The aims of this study were firstly to assess the correlation between disease specific measures of quality of life (QOL) and physical performance and activity, and secondly to identify demographic, clinical, functional, and physical activity measures independently associated with QOL in people with intermittent claudication. This was a cross sectional observational study of 198 people with intermittent claudication caused by peripheral artery disease who were recruited prospectively. QOL was assessed with the intermittent claudication questionnaire (ICQ) and the eight-theme peripheral artery disease quality of life questionnaire.

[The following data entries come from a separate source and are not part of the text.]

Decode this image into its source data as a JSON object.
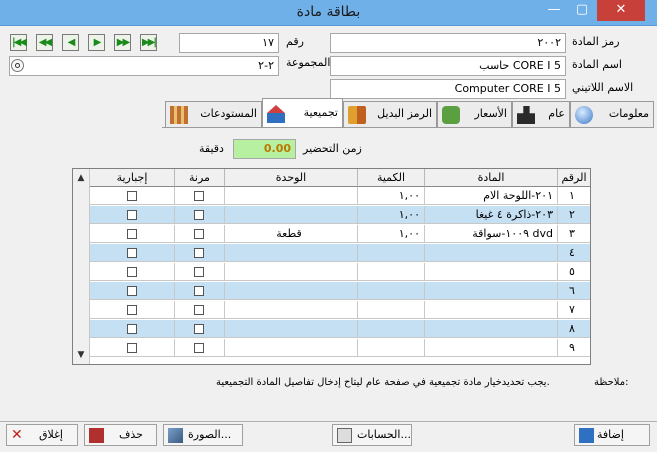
{
  "window": {
    "title": "بطاقة مادة",
    "close": "✕",
    "maximize": "▢",
    "minimize": "—"
  },
  "nav": [
    "▶▶|",
    "▶▶",
    "▶",
    "◀",
    "◀◀",
    "|◀◀"
  ],
  "header": {
    "code_label": "رمز المادة",
    "code_value": "٢٠٠٢",
    "name_label": "اسم المادة",
    "name_value": "حاسب CORE I 5",
    "latin_label": "الاسم اللاتيني",
    "latin_value": "Computer CORE I 5",
    "number_label": "رقم",
    "number_value": "١٧",
    "group_label": "المجموعة",
    "group_value": "٢-٢"
  },
  "tabs": [
    {
      "label": "معلومات"
    },
    {
      "label": "عام"
    },
    {
      "label": "الأسعار"
    },
    {
      "label": "الرمز البديل"
    },
    {
      "label": "تجميعية"
    },
    {
      "label": "المستودعات"
    }
  ],
  "prep": {
    "label": "زمن التحضير",
    "value": "0.00",
    "unit": "دقيقة"
  },
  "grid": {
    "columns": [
      "الرقم",
      "المادة",
      "الكمية",
      "الوحدة",
      "مرنة",
      "إجبارية"
    ],
    "rows": [
      {
        "num": "١",
        "item": "٢٠١-اللوحة الام",
        "qty": "١,٠٠",
        "unit": ""
      },
      {
        "num": "٢",
        "item": "٢٠٣-ذاكرة ٤ غيغا",
        "qty": "١,٠٠",
        "unit": ""
      },
      {
        "num": "٣",
        "item": "١٠٠٩-سواقة dvd",
        "qty": "١,٠٠",
        "unit": "قطعة"
      },
      {
        "num": "٤",
        "item": "",
        "qty": "",
        "unit": ""
      },
      {
        "num": "٥",
        "item": "",
        "qty": "",
        "unit": ""
      },
      {
        "num": "٦",
        "item": "",
        "qty": "",
        "unit": ""
      },
      {
        "num": "٧",
        "item": "",
        "qty": "",
        "unit": ""
      },
      {
        "num": "٨",
        "item": "",
        "qty": "",
        "unit": ""
      },
      {
        "num": "٩",
        "item": "",
        "qty": "",
        "unit": ""
      }
    ]
  },
  "note": {
    "label": "ملاحظة:",
    "text": "يجب تحديدخيار مادة تجميعية في صفحة عام ليتاح إدخال تفاصيل المادة التجميعية."
  },
  "toolbar": {
    "add": "إضافة",
    "accounts": "الحسابات...",
    "image": "الصورة...",
    "delete": "حذف",
    "close": "إغلاق"
  },
  "colors": {
    "titlebar": "#6fb0e8",
    "close_btn": "#c8403a",
    "prep_field": "#b6f0a0",
    "alt_row": "#c5dff3"
  }
}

Physical performance was assessed with the six minute walk test (6MWT) and short physical performance battery (SPPB), and an accelerometer was used to measure seven day step count. The associations between QOL scores and 6MWT distance, SPPB scores and seven day step count were examined using Spearman Rho's (ρ) correlation and multivariable linear regression. ICQ scores were significantly correlated with 6MWT distance (ρ=0.472, p<.001), all four SPPB scores (balance ρ=0.207, p=.003; gait speed ρ=0.303, p<.001; chair stand ρ=0.167, p=.018; total ρ=0.265, p<.001), and seven day step count (ρ=0.254, p<.001). PADQOL social relationships and interactions (ρ=0.343, p<.001) and symptoms and limitations in physical functioning (ρ=0.355, p<.001) themes were correlated with 6MWT distance. The 6MWT distance was independently positively associated with ICQ and both PADQOL theme scores (ICQ: B 0.069, p<.001; PADQOL social relationships and interactions: B 0.077, p<.001; PADQOL symptoms and limitations in physical functioning: B 0.069, p<.001). Longer 6MWT distance independently predicted better physical and social aspects of QOL in people with intermittent claudication supporting its value as an outcome measure.